Se souvenir des belles choses. Les faire partager. En construire d’autres encore...
Se souvenir des belles choses. Les faire partager. En construire d’autres encore. En relisant ces propos, je me dis que certains vont penser que j'en fais trop et qu'on est là plus dans la formule, dans le superficiel. Qu'importe, j'ai eu la chance d'être, petit, nourri par cette entité et les Hommes qui la façonnaient. J'ai eu le privilège de croiser de vraies gens avec lesquels j'ai partagé trois ou quatre placages, cinq ou six passes de ces wallabys de ballons, et avec lesquels, depuis, on continue à se transmettre beaucoup plus que du cuir. Et il y longtemps qu'on est dans les prolongations (mais on s'en fout, on n'est pas crevé !). Enfin, on m'a donné l'opportunité de tenter d'expliquer à des gamins, à des "grands" aussi, comment il fallait passer sur un pas ou plaquer aux jambes, la belle affaire : le rugby aura été (est) le support idéal pour expliquer aux mecs d'où ils viennent et vers où ils peuvent éventuellement aller. Leur faire sentir l'odeur singulière du GS, le goût des étreintes d'avant-match en "jaune et noir" et leur vraie valeur.
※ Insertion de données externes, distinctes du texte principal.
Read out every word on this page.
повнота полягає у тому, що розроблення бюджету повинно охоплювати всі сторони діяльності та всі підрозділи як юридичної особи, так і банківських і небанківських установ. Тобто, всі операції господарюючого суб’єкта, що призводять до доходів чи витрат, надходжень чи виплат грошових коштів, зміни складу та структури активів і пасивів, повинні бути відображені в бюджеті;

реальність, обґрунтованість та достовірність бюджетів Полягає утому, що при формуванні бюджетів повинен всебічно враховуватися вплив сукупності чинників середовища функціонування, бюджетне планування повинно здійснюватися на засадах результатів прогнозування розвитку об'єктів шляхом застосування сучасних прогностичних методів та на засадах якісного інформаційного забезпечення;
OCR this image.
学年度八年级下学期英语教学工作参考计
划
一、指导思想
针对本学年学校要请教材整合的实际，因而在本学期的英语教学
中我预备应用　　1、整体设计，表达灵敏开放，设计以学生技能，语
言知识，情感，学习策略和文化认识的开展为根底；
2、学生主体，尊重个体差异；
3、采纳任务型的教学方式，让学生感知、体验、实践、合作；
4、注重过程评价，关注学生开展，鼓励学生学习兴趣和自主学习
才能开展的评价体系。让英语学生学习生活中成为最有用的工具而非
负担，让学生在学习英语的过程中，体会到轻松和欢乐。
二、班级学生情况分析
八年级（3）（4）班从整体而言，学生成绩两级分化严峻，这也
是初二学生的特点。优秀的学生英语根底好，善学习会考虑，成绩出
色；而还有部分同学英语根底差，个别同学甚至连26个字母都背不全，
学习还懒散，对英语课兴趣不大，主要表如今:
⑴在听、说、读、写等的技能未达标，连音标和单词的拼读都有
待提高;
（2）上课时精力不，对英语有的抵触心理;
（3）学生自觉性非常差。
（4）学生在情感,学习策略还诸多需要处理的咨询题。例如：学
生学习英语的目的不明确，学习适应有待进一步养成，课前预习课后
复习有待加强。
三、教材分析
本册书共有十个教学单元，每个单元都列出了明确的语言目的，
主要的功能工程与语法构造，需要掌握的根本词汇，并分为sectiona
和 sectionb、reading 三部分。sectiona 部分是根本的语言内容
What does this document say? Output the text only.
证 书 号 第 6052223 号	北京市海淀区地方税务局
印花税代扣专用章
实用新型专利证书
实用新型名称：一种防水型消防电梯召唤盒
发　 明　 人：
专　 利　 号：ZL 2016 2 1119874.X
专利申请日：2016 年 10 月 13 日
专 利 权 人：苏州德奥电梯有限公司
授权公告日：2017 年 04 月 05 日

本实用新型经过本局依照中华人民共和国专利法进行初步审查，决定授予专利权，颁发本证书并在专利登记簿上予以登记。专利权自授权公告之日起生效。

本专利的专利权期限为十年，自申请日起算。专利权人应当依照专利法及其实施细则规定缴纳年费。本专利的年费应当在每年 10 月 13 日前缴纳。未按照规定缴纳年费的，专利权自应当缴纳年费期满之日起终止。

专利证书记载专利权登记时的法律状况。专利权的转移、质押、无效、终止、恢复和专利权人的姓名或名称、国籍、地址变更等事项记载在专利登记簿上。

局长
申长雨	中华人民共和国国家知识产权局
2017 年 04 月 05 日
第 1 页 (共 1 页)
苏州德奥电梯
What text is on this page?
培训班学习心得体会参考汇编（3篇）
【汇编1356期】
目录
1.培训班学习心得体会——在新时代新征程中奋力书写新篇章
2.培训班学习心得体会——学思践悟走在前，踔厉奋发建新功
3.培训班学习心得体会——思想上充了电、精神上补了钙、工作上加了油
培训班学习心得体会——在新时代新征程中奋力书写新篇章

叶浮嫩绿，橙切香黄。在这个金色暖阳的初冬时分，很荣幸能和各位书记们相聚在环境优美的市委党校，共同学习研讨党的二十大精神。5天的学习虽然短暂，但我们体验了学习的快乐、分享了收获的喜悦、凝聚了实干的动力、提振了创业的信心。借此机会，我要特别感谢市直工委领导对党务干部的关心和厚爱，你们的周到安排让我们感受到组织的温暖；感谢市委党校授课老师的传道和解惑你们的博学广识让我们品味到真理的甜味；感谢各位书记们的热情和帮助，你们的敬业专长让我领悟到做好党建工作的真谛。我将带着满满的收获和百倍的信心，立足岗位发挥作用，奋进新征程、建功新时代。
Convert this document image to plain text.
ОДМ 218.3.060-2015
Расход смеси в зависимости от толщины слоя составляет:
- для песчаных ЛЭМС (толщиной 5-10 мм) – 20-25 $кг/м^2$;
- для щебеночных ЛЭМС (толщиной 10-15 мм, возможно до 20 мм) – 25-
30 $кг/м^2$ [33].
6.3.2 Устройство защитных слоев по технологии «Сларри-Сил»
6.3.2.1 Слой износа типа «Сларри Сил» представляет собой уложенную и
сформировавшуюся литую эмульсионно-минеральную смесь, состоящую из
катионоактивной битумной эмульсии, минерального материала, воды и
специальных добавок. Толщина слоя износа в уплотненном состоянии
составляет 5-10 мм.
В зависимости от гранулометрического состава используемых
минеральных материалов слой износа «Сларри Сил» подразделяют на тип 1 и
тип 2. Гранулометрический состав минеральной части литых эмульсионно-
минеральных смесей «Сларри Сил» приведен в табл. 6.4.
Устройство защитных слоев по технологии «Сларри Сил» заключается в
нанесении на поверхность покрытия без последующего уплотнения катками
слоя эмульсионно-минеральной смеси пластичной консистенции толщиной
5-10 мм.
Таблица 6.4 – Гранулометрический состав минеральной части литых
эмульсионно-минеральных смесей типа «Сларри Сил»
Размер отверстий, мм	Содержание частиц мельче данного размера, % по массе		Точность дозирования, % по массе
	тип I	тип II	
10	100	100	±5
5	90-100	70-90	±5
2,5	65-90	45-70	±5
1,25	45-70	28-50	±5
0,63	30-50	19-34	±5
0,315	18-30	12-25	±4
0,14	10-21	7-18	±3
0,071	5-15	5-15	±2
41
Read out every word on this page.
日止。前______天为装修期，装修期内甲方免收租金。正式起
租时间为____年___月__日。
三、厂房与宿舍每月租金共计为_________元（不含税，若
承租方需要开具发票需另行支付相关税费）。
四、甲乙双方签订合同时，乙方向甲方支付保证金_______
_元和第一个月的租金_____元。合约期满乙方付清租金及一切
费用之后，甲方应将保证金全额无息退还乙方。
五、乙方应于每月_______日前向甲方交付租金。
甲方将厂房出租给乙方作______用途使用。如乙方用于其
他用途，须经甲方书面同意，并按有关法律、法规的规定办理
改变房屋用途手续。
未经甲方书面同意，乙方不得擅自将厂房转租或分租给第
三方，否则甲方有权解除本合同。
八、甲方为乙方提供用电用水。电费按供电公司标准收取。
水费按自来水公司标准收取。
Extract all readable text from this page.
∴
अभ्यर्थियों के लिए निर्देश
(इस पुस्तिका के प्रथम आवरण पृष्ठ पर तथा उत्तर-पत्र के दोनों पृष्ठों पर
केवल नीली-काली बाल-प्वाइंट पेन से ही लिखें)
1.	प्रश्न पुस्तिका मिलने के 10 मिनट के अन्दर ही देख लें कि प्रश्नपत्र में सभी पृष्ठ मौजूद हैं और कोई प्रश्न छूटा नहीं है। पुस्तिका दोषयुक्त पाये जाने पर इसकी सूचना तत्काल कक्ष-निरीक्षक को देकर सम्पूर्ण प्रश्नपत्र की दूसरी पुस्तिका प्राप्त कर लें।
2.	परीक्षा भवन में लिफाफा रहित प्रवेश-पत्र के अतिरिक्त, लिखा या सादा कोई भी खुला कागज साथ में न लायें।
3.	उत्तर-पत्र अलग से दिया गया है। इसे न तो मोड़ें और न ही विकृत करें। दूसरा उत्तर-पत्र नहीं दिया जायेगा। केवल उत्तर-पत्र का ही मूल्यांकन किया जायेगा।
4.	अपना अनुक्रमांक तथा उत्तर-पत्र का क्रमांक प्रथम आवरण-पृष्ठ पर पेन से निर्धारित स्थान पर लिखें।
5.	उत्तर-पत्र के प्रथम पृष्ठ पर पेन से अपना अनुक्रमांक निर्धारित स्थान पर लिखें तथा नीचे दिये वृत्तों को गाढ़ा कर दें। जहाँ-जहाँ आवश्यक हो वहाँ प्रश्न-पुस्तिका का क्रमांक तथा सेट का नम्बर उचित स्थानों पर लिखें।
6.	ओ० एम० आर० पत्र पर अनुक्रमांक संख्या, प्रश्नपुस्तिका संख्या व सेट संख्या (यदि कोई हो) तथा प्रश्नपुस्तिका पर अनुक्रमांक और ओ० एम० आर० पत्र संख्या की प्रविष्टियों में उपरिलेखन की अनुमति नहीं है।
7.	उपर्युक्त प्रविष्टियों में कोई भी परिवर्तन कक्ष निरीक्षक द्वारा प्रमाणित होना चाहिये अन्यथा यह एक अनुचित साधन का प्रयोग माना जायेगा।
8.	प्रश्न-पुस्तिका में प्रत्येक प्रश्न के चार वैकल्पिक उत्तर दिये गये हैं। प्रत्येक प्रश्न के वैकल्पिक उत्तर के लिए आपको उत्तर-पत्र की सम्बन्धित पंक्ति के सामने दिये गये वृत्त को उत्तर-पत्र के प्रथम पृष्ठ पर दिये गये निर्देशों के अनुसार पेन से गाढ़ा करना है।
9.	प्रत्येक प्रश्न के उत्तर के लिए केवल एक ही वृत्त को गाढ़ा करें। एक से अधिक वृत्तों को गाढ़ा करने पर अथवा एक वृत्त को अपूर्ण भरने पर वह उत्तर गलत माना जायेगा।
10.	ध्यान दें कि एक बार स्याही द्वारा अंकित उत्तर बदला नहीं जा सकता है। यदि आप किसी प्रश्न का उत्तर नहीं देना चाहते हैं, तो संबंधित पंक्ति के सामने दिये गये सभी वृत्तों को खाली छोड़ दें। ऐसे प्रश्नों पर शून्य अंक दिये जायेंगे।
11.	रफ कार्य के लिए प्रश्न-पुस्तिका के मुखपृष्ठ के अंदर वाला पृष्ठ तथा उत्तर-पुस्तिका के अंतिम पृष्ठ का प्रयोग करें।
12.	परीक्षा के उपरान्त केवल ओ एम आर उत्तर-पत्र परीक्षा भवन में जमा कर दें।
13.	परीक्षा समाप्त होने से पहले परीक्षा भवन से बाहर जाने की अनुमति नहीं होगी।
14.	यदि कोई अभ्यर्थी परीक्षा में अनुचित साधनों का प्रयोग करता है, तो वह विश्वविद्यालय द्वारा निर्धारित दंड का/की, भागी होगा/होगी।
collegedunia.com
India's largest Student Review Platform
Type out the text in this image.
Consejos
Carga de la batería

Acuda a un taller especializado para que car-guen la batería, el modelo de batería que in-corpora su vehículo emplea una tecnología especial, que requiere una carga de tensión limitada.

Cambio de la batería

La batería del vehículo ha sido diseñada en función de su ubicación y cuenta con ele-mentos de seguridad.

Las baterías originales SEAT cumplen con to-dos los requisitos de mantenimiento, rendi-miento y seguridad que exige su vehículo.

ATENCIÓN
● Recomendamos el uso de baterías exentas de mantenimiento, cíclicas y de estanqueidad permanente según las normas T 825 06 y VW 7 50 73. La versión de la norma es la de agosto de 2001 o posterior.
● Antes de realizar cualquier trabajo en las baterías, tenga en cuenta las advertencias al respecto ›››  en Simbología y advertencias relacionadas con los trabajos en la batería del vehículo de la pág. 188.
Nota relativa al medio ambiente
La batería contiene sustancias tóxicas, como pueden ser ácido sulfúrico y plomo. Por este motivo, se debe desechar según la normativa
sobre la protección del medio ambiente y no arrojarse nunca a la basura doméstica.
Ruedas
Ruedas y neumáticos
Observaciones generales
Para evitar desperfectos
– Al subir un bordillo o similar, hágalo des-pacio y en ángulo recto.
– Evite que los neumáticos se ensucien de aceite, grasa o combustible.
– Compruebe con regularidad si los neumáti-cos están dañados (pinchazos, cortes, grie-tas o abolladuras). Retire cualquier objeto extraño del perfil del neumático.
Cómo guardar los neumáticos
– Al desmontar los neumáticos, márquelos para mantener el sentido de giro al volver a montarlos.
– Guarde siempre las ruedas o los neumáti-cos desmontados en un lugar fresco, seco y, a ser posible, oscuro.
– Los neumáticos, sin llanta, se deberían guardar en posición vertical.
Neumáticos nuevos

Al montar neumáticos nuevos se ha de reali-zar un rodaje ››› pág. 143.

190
Celles des étreintes mais aussi la leur. Et si un jour ils doivent s'éloigner de Fages justement parce qu'ils courent plus vite ou sont plus forts, ou encore parce qu'ils sont trop vieux, rien ne doit leur faire oublier d'où ils viennent et la grandeur de ce grand Monsieur, le Grenade Sports. Par M.T PS : si tu as vécu dans un club, si tu es de quelque part vraiment, change le nom du stade, change le nom du club, cet article est aussi pour toi, ton club et les tiens. Le programme : simple, vrai, bon. Samedi 11h - match Tabin's contre éducateurs Où les éducateurs vérifient si les anciens ont bonne mémoire et se souviennent de leur école de rugby. 14h - 17h - tournoi-défi Petits terrains, par équipe de six, le fils joue avec son père, son boucher, sa tante de Bordeaux et le voisin et le chien défient l'équipe du senior qui joue avec son cousin, son neveu et l'équipe cuisine. 17h30 - Match de gala Avec sous réserve l'équipe de France (pas de foot) contre le reste du monde. Puis ... Entre temps, au début, pendant, après, longtemps après un peu de paëlla, deux trois godets, un peu de talatatsoum et des histoires ovales et encore des histoires ovales.
Et ceux de 2000 reprenant la pause de ceux des années 40 un matin de match important se souviennent c'est sûr.